Di pagi hari yang cerah ini. Seekor burung elang tampak membawa gulungan paripus[1] di kakinya. Dalam perjalanan yang cukup jauh, burung tersebut singgah di sebuah oase hanya untuk sekedar menghilangkan dahaga. Burung itu segera mengepakkan sayap ketika salah satu maniknya mendapati seorang manusia keluar dari balik semak.
"Elang sialan! Kembali!" teriak manusia tersebut seakan si burung dapat mengerti bahasanya.
Manusia itu adalah seorang pemuda dengan pakaian yang cukup bagus, terlihat dari rompi miliknya yang sebagian besar dibuat dari kulit hewan. Celananya terbuat dari bulu domba yang ditenun menjadi kain. Tidak lupa dengan busur panah terikat pada punggungnya.
Awalnya si pemuda sedang mengisi kendi air minum di danau yang kebetulan menjadi tempat minum si burung elang. Pemuda tersebut mengetahui, burung itu bukanlah burung biasa. Karena pada kakinya terdapat gulungan paripus terikat tali dan pin kerajaan. Ditambah, si burung melanjutkan perjalan ke arah barat yang merupakan tempat tujuan utama kelompoknya yaitu kota Reda.
Setelah berhasil mengisi penuh kendi miliknya. Pemuda itu kembali ke perkemahan. Di sana banyak sekali orang-orang berlalu lalang. Dari tenda ke tenda, tampak sibuk mempersiapkan makanan.
Si pemuda segera memasuki tenda berukuran besar. Kemudian berlutut di hadapan seorang pangeran—yang sedang duduk beristirahat di dalam tenda. Ia berucap, "Hormat saya kepada Pangeran Harith."
Pangeran itu tersenyum sembari menganggukkan kepala dengan ramah. "Syamsi. Kamu begitu lama padahal hanya mengambil air. Sepertinya ada kejadian menarik di sana. Coba ceritakan padaku."
Pemuda yang dipanggil Syamsi itu tersenyum tipis. Meski tidak diberi izin secara langsung oleh pangeran untuk duduk. Syamsi sangat mengerti ketika pangeran bertanya, tentunya izin untuk duduk sudah ia dapatkan.
"Pangeran benar. Memang ada sedikit kejadian menarik tadi," balas Syamsi memposisikan dirinya duduk bersila agar lebih nyaman. "Jadi, ketika saya sedang mengisi kendi air. Tiba-tiba ada seekor elang turun. Elang itu membawa gulungan paripus di kakinya. Saya bermaksud menangkapnya dan mengambil gulungan tersebut. Namun, usaha saya gagal."

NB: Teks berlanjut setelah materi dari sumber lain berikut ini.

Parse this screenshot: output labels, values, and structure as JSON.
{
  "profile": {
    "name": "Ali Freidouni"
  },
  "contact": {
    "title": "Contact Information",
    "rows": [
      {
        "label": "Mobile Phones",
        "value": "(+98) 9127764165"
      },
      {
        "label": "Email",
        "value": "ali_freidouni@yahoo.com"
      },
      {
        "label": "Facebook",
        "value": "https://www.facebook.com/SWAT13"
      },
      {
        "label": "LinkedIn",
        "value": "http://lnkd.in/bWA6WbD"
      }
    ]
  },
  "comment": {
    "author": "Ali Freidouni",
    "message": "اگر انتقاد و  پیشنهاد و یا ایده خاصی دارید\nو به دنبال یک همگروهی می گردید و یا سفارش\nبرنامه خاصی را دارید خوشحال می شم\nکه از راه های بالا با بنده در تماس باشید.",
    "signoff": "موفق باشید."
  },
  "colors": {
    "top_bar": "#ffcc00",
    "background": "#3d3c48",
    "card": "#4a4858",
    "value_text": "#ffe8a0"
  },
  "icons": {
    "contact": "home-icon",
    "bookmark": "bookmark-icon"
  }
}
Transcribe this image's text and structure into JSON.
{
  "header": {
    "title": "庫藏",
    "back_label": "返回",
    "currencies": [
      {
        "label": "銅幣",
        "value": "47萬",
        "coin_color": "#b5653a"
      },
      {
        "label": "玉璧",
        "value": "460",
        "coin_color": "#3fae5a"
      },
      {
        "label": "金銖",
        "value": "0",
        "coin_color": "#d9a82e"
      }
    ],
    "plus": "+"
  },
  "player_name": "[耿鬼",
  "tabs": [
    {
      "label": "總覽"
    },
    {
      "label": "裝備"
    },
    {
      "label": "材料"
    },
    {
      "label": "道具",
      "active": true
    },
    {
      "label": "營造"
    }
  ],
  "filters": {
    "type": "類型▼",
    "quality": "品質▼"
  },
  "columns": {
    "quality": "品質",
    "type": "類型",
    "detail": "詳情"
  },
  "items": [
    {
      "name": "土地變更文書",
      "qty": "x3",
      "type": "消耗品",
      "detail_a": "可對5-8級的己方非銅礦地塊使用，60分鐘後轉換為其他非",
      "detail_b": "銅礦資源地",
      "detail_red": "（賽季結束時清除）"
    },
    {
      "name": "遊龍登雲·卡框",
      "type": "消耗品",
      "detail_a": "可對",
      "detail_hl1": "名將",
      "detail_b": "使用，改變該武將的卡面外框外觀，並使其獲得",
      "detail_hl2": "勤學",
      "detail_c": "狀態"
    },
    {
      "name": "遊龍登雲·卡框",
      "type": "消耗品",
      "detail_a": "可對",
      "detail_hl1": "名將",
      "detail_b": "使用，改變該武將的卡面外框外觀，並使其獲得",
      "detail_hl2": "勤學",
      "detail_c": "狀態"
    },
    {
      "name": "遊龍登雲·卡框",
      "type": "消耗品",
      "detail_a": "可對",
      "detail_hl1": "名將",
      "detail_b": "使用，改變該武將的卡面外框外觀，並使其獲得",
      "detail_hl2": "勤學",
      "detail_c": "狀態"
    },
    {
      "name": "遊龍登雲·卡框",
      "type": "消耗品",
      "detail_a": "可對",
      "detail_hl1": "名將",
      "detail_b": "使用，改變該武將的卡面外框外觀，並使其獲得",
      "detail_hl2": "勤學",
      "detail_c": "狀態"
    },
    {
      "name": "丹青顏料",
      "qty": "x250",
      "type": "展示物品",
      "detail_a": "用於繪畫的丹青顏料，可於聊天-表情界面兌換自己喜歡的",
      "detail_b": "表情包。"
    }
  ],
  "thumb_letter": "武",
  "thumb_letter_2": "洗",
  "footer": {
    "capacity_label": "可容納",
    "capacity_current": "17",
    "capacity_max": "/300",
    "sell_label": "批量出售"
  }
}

"Elang itu langsung terbang?"
"Begitulah, saat itu saya ingin menangkapnya dengan tangan kosong." Raut wajah Syamsi berubah kusut, menunjukkan kekecewaannya secara gamblang.
Wajah Syamsi terlihat lucu bagi Pangeran Harith. Beliau tertawa ringan membuat Syamsi tersipu malu. "Yah, salahmu sendiri ingin menangkap seekor elang dengan tangan kosong. Padahal kamu memiliki busur panah di balik punggungmu." Gelak tawanya semakin pecah.
Kalimat Pangeran Harith telah menyadarkan Syamsi bahwa ternyata dirinya begitu bodoh. Wajah Syamsi berubah merah, tampak seperti kepiting rebus yang baru saja diangkat. Beberapa menit kemudian seorang wanita dengan pakaian pelayan membunyikan lonceng terlebih dahulu kemudian membuka tirai tenda. Dia memberi hormat kepada Syamsi dan Pangeran Harith.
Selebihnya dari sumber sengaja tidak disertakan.